Cap. XI
Lino fu tenuto sotto osservazione. Ma non fu cacciato nel moderno e pulito day ospital, fu invece sbattuto nel reparto psichiatrico. Una volta entrato dentro si accorse che uscire era impossibile. Due infermieri in sovrappeso stazionavano davanti alla porta chiusa con un grosso catenaccio. Lì per lì pensò che doveva trattarsi d’uno scherzo, ma accortosi con che tipi avrebbe avuto a che fare poco mancò che perdesse i sensi.
Non era certo l’aiuto che si era aspettato di ricevere quando il giovane dottore gli aveva promesso di volerlo “tenere al sicuro per un po’ garantendogli un letto e pasti caldi”. Se non era un manicomio poco ci mancava. Il reparto psichiatrico era un lungo budello stretto e soffocato. Uomini distrutti si cavavano gli occhi e si strappavano la lingua a mani nude fumando come can malfussi. Gli bastò una manciata di minuti per cominciare a tossire. Era vietato aprire le finestre e tutti fumavano un pacchetto almeno nel giro di poche ore. Il fumo stagnava nell’aria, e alla fine si attaccava alle pareti che bianche non erano: di un brutto grigio colloso i muri di quel budello puzzavano di tumori andati in putrefazione già da una lunga pezza.

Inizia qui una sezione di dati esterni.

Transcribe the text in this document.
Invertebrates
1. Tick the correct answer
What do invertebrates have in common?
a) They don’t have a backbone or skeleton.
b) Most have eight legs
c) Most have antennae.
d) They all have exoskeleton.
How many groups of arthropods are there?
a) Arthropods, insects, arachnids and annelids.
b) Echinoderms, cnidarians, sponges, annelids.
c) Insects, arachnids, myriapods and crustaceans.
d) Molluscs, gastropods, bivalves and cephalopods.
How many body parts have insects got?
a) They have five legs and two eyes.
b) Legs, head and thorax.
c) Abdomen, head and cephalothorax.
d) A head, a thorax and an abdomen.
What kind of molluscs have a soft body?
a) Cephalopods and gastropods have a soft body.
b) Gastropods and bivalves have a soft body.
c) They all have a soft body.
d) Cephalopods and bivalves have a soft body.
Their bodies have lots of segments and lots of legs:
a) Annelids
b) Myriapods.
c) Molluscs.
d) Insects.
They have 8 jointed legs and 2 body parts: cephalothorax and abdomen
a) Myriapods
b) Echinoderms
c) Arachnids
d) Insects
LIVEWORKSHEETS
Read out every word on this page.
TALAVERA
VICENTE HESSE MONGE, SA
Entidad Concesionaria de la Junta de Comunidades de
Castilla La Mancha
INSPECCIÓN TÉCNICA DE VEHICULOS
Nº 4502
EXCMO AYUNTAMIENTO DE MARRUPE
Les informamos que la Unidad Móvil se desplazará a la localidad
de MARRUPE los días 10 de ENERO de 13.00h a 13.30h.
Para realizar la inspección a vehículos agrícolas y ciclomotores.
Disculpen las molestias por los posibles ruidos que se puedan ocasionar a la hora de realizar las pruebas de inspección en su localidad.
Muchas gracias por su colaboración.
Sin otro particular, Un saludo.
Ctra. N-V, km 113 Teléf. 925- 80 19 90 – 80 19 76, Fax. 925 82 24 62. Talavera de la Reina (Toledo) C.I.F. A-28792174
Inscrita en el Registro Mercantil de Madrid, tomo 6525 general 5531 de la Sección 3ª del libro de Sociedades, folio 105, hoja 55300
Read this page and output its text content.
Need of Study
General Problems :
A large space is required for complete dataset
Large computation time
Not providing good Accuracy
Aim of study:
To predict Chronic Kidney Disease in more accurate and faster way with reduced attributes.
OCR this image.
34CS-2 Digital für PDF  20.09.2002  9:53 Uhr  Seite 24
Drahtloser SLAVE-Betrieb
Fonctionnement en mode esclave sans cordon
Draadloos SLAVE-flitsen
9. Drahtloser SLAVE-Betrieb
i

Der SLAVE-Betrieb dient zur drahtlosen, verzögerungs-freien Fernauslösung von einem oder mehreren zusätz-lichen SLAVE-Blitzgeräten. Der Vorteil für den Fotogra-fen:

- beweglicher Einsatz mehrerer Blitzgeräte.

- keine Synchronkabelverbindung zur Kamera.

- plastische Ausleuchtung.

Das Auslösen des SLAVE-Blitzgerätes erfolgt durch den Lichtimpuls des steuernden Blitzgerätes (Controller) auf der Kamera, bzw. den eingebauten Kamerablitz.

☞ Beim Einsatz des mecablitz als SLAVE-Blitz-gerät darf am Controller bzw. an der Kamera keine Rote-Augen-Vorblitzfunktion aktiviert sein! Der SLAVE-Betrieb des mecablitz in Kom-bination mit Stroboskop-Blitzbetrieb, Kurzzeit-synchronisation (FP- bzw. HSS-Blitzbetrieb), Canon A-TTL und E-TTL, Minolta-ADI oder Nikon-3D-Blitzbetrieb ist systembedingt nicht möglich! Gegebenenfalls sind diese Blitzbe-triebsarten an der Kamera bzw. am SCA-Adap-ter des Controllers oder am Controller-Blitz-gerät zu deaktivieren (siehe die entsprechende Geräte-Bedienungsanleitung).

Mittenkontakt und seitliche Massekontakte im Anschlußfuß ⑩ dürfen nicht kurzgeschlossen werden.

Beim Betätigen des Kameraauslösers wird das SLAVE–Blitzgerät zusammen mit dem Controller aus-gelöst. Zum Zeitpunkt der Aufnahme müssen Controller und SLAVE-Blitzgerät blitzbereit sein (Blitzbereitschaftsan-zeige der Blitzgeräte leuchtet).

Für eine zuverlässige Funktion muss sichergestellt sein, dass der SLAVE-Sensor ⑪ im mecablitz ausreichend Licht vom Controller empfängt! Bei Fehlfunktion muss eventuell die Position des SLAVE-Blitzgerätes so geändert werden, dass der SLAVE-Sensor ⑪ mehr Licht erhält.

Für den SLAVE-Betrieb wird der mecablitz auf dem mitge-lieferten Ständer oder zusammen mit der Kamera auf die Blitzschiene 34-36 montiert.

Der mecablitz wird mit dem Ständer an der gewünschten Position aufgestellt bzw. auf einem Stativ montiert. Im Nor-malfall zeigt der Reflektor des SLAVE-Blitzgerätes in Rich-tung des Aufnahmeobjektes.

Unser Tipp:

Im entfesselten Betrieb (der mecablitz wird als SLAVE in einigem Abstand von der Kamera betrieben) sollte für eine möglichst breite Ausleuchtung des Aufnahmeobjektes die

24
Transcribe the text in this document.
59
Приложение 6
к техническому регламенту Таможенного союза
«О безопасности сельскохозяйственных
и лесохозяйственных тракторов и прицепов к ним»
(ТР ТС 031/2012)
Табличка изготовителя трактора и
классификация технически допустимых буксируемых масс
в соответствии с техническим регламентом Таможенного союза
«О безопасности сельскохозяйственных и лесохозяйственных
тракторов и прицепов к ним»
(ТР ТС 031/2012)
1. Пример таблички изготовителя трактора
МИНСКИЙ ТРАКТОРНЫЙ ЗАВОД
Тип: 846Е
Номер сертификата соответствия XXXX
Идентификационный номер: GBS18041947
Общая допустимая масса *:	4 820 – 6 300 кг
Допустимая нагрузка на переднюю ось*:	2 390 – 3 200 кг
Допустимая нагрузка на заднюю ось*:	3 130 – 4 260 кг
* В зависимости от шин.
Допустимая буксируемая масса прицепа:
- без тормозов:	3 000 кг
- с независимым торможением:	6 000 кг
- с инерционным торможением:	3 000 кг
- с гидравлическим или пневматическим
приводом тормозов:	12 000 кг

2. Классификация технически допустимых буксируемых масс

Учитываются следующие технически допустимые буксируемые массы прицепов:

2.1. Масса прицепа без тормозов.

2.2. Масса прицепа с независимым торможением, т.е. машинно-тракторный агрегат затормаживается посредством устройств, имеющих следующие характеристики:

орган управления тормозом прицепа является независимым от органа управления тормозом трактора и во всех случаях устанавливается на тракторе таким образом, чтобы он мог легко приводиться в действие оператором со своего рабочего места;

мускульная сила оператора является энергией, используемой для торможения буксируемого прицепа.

Ma peggio d’ogn’altra cosa era l’umanità che in quel tumore sguazzava. Imbottiti di sedativi c’erano sia uomini che donne, vestiti allo stesso modo, perlopiù scalzi e con bocche di denti marci. Erano fuori di testa, era fuor di dubbio. Ma Lino non era matto. Non lo era mai stato. Lino si costringeva a ripetere come un mantra che lui era sano di testa e che Lei nel suo sermone non poteva avergli mentito.
La situazione era precipitata quando Lino aveva confessato al giovane dottore di “loro”. Lui si era fidato. Ingenuo ch’era stato! Gli aveva mostrato il suo tesoro, l’unica copia che aveva del sermone, convinto che così l’avrebbe convinto che “loro” esistono e che ce l’hanno a morte con gli occidentali e che sono venuti in Europa armati dei grembi delle loro donne per conquistare ogni fazzoletto di terra cristiano. Il dottore gli aveva accordato un po’ di finto interesse rassicurandolo che conosceva quel libro, e morta lì. Da quel momento in poi la sua affabilità si era fatta fredda.
Infine la promessa a cui lui aveva creduto.
Fece presto la sera a calare.
Lino se ne stava accucciato in un angolo a tossire non dimenticandosi di piagnucolare.
Le urla dei matti, il fumo, le sbarre alle finestre l’avevano convinto che era peggio che stare in carcere e che se mai sarebbe uscito da quell’inferno sarebbe stato in orizzontale. Già si vedeva cadavere lungo disteso sù una barella coperta in malo modo da un lenzuolo.
Cercò conforto nel sermone. Non gliel’avevano tolto anche se non riusciva a capire perché.
Con riverenza se lo strinse al petto, lasciando che il pianto diventasse pure il Niagara.
Vedendolo così fragile i pazzi, più curiosi che pericolosi, lo circondarono.
Lino continuava a piangere come una donnetta, senza ritegno.
Si accorse d’essere osservato dopo un minuto buono che i pazzi avevano formato un anello intorno a lui accucciato a terra.
Urlò.
E urlò a lungo.
L’unica risposta che ottenne fu la flebile eco del suo terrore.